# What is the outcome of a Cox regression in xgboost?

I am creating a model using xgboost. Regarding its parameters, its objective is survival:cox and its eval_metric is cox-nloglik. The output Y ranges from -800 to 800. However, the predicted values are way to large (in range from 10^3 to 10^13). Why is this? What is the outcome of a Cox regression in xgboost?

In the documentation, you can find that the predictions are returned on the hazard ratio scale:

survival:cox Cox regression for right censored survival time data (negative values are considered right censored).

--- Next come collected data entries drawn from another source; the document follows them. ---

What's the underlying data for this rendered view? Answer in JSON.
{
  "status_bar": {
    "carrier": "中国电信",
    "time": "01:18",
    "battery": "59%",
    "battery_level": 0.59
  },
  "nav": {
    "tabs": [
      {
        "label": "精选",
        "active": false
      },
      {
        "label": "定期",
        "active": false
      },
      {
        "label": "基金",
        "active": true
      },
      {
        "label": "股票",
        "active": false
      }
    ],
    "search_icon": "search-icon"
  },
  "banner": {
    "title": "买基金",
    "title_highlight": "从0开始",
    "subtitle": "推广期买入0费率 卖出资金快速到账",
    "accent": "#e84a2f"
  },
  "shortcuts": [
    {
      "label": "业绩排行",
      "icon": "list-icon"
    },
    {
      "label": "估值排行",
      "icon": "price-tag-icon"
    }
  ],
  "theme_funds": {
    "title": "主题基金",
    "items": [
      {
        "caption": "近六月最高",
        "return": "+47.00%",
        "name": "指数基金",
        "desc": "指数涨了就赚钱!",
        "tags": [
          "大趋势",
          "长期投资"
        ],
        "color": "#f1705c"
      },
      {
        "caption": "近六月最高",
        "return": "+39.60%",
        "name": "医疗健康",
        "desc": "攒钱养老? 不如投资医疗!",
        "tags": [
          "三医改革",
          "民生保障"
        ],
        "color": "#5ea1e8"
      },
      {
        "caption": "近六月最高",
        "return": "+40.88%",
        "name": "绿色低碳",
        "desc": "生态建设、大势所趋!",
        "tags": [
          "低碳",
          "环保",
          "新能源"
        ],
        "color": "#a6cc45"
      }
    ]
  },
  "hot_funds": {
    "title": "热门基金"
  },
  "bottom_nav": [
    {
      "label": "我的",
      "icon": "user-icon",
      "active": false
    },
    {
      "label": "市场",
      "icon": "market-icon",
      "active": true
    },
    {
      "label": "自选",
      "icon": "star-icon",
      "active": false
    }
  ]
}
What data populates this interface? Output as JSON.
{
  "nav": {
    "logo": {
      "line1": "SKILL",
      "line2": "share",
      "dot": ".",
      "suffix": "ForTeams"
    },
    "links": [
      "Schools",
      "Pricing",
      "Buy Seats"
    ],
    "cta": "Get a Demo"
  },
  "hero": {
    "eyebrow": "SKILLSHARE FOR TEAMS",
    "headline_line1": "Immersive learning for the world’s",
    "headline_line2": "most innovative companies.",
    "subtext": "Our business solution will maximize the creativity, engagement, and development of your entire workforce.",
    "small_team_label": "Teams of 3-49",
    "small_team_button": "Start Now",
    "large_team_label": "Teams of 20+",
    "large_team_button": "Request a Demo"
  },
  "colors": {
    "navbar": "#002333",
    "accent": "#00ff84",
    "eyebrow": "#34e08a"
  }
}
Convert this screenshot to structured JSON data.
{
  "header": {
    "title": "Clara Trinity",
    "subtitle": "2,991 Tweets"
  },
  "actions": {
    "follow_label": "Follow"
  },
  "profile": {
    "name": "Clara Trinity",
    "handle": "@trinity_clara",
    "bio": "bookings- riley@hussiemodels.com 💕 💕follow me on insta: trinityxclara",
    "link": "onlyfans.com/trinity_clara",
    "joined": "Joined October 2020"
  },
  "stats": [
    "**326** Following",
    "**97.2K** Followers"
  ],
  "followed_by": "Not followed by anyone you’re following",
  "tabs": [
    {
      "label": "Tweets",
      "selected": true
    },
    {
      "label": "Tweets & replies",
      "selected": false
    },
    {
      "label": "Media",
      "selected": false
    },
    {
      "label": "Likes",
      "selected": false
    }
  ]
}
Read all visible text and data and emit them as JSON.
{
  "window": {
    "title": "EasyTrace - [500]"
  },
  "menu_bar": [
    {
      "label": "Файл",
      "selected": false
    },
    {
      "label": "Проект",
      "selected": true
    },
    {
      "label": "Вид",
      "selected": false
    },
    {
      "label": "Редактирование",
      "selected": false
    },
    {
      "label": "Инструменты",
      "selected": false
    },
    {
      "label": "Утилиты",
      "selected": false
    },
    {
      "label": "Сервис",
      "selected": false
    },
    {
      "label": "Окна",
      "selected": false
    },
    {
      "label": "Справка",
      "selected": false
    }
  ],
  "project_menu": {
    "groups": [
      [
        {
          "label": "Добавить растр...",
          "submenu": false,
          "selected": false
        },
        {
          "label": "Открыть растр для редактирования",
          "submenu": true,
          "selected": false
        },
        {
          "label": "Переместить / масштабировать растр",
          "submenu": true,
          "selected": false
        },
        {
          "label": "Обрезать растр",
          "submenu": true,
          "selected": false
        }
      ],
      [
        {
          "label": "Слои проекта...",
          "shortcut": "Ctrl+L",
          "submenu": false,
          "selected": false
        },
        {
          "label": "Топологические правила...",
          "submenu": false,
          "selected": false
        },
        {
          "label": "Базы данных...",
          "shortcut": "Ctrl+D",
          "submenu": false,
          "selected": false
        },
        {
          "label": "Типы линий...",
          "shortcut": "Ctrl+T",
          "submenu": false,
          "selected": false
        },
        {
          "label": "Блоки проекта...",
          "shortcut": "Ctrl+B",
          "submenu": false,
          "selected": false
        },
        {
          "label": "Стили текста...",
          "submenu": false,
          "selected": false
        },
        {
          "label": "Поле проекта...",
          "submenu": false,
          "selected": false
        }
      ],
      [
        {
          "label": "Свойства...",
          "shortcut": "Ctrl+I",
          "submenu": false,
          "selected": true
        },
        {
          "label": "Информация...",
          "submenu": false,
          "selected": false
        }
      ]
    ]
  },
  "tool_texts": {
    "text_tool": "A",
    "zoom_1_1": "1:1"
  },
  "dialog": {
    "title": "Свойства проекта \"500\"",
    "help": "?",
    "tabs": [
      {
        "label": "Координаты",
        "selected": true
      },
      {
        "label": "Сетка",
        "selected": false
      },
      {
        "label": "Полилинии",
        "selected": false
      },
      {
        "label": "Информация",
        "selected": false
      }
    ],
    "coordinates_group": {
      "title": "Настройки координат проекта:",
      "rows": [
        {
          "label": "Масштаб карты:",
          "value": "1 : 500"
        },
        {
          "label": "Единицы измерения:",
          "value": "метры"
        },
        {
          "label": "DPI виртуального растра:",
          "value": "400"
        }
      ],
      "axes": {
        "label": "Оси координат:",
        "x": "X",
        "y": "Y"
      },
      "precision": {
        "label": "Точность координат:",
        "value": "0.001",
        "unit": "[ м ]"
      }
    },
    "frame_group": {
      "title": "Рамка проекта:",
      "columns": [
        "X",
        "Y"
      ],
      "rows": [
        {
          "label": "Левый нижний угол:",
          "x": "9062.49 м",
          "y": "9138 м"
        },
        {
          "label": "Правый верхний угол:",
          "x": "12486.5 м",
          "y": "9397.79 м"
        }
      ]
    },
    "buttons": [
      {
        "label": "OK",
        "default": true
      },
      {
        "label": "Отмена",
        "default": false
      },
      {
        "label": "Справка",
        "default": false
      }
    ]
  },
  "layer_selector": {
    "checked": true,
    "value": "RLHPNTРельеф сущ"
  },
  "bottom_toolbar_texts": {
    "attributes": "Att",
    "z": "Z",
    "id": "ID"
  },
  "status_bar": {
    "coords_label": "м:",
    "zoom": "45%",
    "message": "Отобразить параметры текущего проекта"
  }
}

Note that predictions are returned on the hazard ratio scale (i.e., as HR = exp(marginal_prediction) in the proportional hazard function h(t) = h0(t) * HR).

In other words, in a Cox proportional hazards rate model we have:

$$h(t)=h_0(t)×X$$

where $$X$$ in a traditional linear model is of the form $$exp(b_1x_1+b_2x_2+...+b_px_p)$$, and $$h_0(t) =$$ baseline hazard rate function. In the xgboost case with tree base learners, $$X$$ is the exponentiated prediction generated by the weighted sum of individual trees trained on the negative gradient of a loss function designed for survival data in particular.

In other words, the predicted values are not times of failure.

I find the xgboost documentation on the survival:cox setting to be extremely sparse and not well described. To my knowledge, I do not believe there exists an internal method to derive $$h_0(t)$$ for example.